When discussing assimilation, most people think of immigrants assimilating and adopting a new culture. However, it is a much broader term that involves general adoption and comprehension of new information with the information we already have.
According to psychologists, assimilation is strictly personally affected by our previous beliefs. It is greatly determined by one’s ability to process new ideas. It is mostly present during early childhood, as that is when most things are completely new to us.
However, this is not where it ends – it continues throughout our lifetime, as we make corrections or integrate newly learned facts into existing concepts.
Does It Differ From Accommodation?
Much like assimilation, accommodation is a part of the learning process. Still, the main difference is that it leads us to transform a previous belief completely. On the other hand, when you perceive new information through assimilation, you will adapt and make sense of it using what you already know.
For example, if the college friend you had a great relationship with before suddenly starts ignoring you, there are two outcomes.
Accommodation would lead you to believe that you might have done something wrong or that your relationship wasn’t that honest in the first place. On the other hand, perceiving this situation through assimilation would lead you to think that they might be having a bad few days, given the fact that they enjoyed communicating with you before that.
Educational Examples Of Assimilation
Present on an everyday basis, assimilation can affect your studying experience.
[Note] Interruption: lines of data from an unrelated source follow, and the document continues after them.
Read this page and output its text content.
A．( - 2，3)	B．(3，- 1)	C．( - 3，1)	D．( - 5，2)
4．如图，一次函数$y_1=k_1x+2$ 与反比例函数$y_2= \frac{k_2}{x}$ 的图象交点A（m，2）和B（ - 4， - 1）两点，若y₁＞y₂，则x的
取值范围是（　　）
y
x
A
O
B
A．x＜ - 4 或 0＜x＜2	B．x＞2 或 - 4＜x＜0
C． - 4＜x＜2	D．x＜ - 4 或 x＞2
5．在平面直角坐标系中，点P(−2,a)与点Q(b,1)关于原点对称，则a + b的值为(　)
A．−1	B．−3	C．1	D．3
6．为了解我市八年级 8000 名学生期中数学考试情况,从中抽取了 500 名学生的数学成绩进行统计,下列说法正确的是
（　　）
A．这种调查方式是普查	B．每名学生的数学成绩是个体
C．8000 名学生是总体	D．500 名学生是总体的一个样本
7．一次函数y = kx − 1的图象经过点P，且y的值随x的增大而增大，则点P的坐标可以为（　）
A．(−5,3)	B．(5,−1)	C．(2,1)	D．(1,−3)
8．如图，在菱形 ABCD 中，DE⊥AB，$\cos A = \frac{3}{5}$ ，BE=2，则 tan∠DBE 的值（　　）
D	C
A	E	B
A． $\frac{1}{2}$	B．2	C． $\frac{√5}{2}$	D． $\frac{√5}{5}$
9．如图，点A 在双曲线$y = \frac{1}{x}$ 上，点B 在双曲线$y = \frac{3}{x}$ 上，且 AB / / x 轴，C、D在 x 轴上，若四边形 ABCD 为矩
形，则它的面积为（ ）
Those of you looking to become programmers are quite familiar with incorporating a new programming language into what you already know.
Both Python and C++ are made with the same basic idea of creating software. However, the structure behind them is different, and it takes some time to incorporate new knowledge with your existing knowledge.
The same goes for preschoolers who learn about animals and have a tough time distinguishing a horse from a cow. Given that both animals are four-legged, the child needs to assimilate and accept different species with similar body structures.
Achieving a Balance
According to experts, such as Piaget, who have thoroughly reviewed the role of assimilation in everyday routines, the most effective learning method is to use both accommodation and assimilation. By doing this, the child, student, or adult will make sense of the new information while making room for adjusting their behavior accordingly without contradicting existing ideas.
Present in all stages of development and essential for acquiring new knowledge, assimilation and accommodation are interconnected. While the difference between these is clear, educating yourself on how to strike the right balance goes a long way to efficient learning.